Watching my son around other children can be difficult. Yes, his differences, his autism, stand out clearly – but there’s more to it than that.
At his nursery, I have come to pick him up. Two little girls are on the floor at my feet, playing with toy horses.
“Amelia, Amelia, we can make them both jump!”
They are completely engrossed in what they are doing, focused solely on one another. In turn, they make each pony jump over different obstacles – a building block, a plastic doll. They are in a little world together, hanging on each other’s every word. I smile.
On the other side of the room, away from the other children, my boy is alone. He is in a corner, repeatedly bashing a small shape on the side of the sorter, talking to himself.
“Circle, circle, circle, ciiiiiiiir-cle!”
He doesn’t seem aware of the other children at all. He is in his own world too and perfectly focused– on the feel of the shape, on the noise and pressure as he hits it, on the sound of his own voice as he repeats the word and makes it something absurd.

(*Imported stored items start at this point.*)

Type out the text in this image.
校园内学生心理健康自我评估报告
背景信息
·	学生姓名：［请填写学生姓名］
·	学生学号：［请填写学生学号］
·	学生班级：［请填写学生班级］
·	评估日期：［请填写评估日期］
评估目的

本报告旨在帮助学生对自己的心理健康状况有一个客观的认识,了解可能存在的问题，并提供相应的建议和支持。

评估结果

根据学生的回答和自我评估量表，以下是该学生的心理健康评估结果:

Only recently, as he turned four, has he started to speak to other children of his own volition. He still does not understand them. He speaks only to scold because they are doing something ‘wrong’ or tries to answer their questions but does not understand what is expected.
When his baby sister was born, he was mute except to scream when she did.
The dark thought has flittered around my mind often since then – what if he never loves her? What if she is never more than an inconvenience, a disruption in his routine, an unpredictable rival for our attention? What if he is always lonely? What if she is always frustrated, never getting the interaction she so desperately craves from him? What if she never loves him?
But then, slowly, surely, imperceptibly – like the opening of a flower – beautiful things start to happen.
Three Beautiful Moments
Littlest is hugging my knees, repeating a word over and over but I can’t make out what she wants.
“Warrweee! Mummy warrwee! Mummy warwee pleaseee!”
“What’s a warwee sweetheart?”
She begins to get distressed.
“Waaaarrrweee mummy!” she sobs
“Baby, I don’t know what you want!”
Her brother skips over, flapping his hands in anticipation of the help he can provide.
“Mummy, I know what H wants! She wants her fairy costume! She is saying fairy!”
“Ohh bubba of course! Let’s get your fairy costume! Say thank you to E for helping.”
“Ankk you Ehhhh errr!”
And for the first time in his life, my boy has helped me to communicate, instead of the other way around.
My children are chasing each other. They run from one end of the lounge, through the dining room, into the kitchen and back again, giggling as they shuffle along, trying to grab one another. I watch, nervously; this will end in tears. She will do something unpredictable, not follow his imagined rules. I must separate them.
“Sweetheart, this isn’t a good game. Don’t pull H over. You’ll hurt her.”
“It is a good game mummy!” he giggles, breathlessly.
“We are having fun! And I won’t hurt her. We love each other.”
My daughter is balancing blocks. She is very good at it, adjusting each one to make the edges meet up so they don’t over-balance and fall. My son watches.
And then he adds a block and waits for her to take a turn.
I hold my breath. This has never happened before. Never once has he engaged in joint play – the kind of play that comes so naturally to his peers, to his sister.
“Now you put one H. We will build a tall tower!”
For the next few minutes, they take turns, Biggest giving instructions and narrating, Littlest following and steadying the blocks on her turn, the ones he can’t quite place perfectly.
I watch in silence and awe – their faces, the way they get excited as the tower grows, the way they both clap with exhilaration when it finally collapses.
And those dark questions melt away, overwhelmed by the love that radiates from them.